The body on the bed was long and lean. If it raised itself up, it could run marathons.
“You’ll never escape me,” it whispered.
“I’ll come to meet you,” Lenny said. Silence smothered the room.
Silence filled the space and squeezed out the air. Lenny couldn’t speak. There was nothing she could say.
“I met you under a plum tree,” the living corpse said suddenly. “You were maybe thirteen. You look just the same.”
The death’s head turned towards her. Its face flushed pink and her grandfather’s eyes animated its eye sockets.
“You are unchanged, Edie,” her grandfather said. “You will always live.”
“Tell me the story, grandfather,” Lenny pleaded. Time stretched forever on that bed but now she felt urgency. Her grandfather was with her.
“You were just thirteen,” he smiled. His tongue moistened his lips. It was not quite blue.
“You stood beneath the plum tree and the petals showered down. You were laughing. You were beautiful and I knew you were the one. The one who would live. The one who would live always.”
“What was I doing, under the plum tree?” Lenny asked.
“Doing? You were being. You were being the eternal one. The one who cannot die.”

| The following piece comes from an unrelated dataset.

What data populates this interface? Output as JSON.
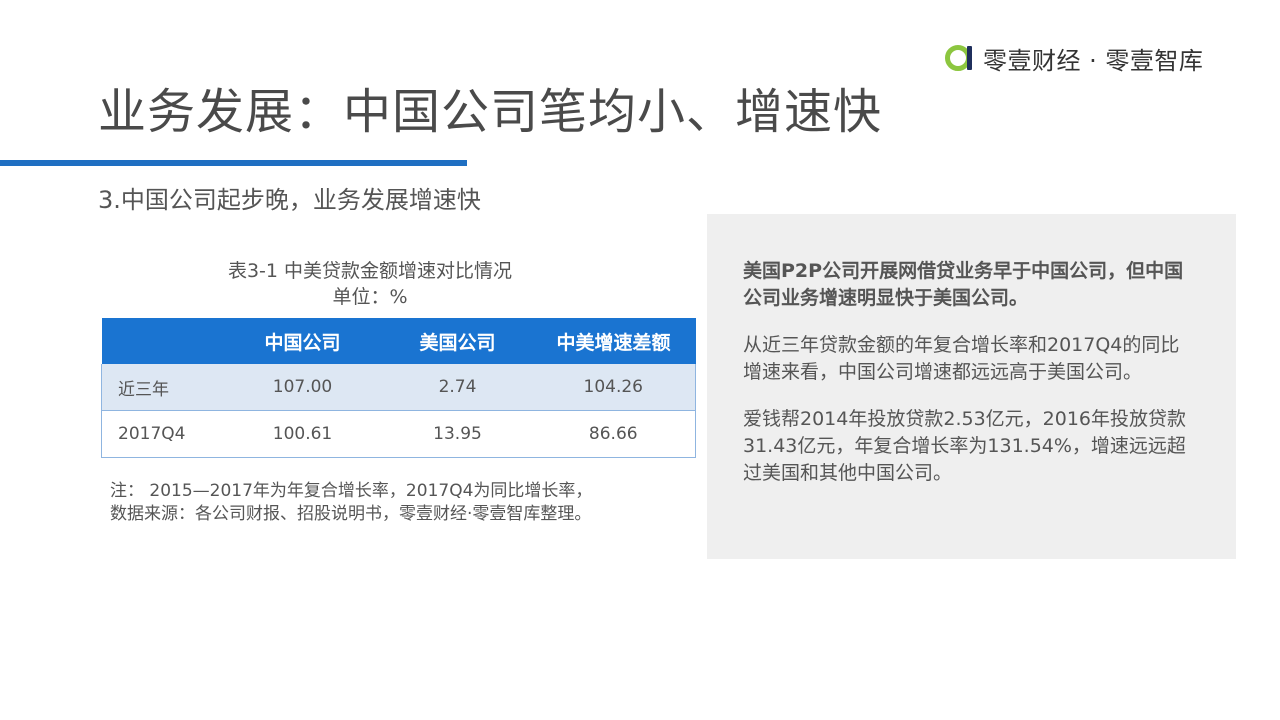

“But grandfather,” she said. “I know I must die. I’ve seen it. I’ve dreamed. We will all die. Buildings will burn and my family will be torched. There was blood. Blood everywhere.”
“Petals were falling. Stars burned in the sky.” Her grandfather’s words were suspended in air. His mouth hung open. Lenny was afraid the silence would return.
“You were standing in the moonlight. You shook that tree and its blossoms fell. You laughed at the sky and then you saw me. You put your fingers to your lips and told me ‘Shhh. Don’t tell.’”
“I said that?” Lenny laughed. “A storyteller telling a storyteller to hush? What was I thinking?”
“I have no idea,” her grandfather smiled. “I never understood your stories, Edie. But here’s what I think. I think you knew the end was coming. I think you had dreams. You woke up screaming. But I know you always laughed at death.”
Lenny felt abrupt grief. Her voice fell flat. “How can I laugh, when I’m not allowed to speak? How can I live, when the silence rules?”
The bones entwined in her fingers squeezed lightly. The bones were lightly padded and lightly veined. She could feel their faint warmth, feel their faint pulse.
“You will climb to the heights and hide in the depths. You will cloak yourself in silence. You will learn to use the silence to punctuate your tales. You will bury yourself in your heritage and live forever through it. You know who you are.”
“The one who cannot die.” Lenny breathed the words.
“The one who will not die. The one who refuses.”
“How can you know this?” Lenny demanded. “How can I know who I am? Even you don’t know me, grandfather!”
“Of course I know you, Lenny.” It closed its eyes. “You are the one who evades and confronts. The one who lives.”
Lenny stared at the death’s head and knew her grandfather had gone. Where had he gone, her grandfather and Edie? To what night-land of star-lit plum blossom had their spirits flown?
She let go of the bony hand.
“Grandfather,” she said softly. “Can you hear me? Is it silent where you are?
She paused, and listened. She thought she heard voices, soft murmured voices. She thought she heard laughing.
And she knew. She knew who she was.
“I am a story teller,” she said to the silent room. “I am the one who will not die. I am the one who tells.”
Here, in this hole in the ground, she lay in damp mud, a fugitive curled up alongside three survivor comrades.
“Chapin,” She said, grabbing Chapin’s arm. “I’ve dreamed. I know what I need to do now. We need to get out of here.”
Chapin, half asleep, nodded.
“We need to get back into the light to tell our stories. Not the mythic ones. The stories about what happened to us, about the killings, and after.”
She pressed her face close to his. “We’ve been in a hole. We’ve evaded and hidden. Now we need to confront.”
Chapin, now awake, rolled towards his rifle and rose to his knees.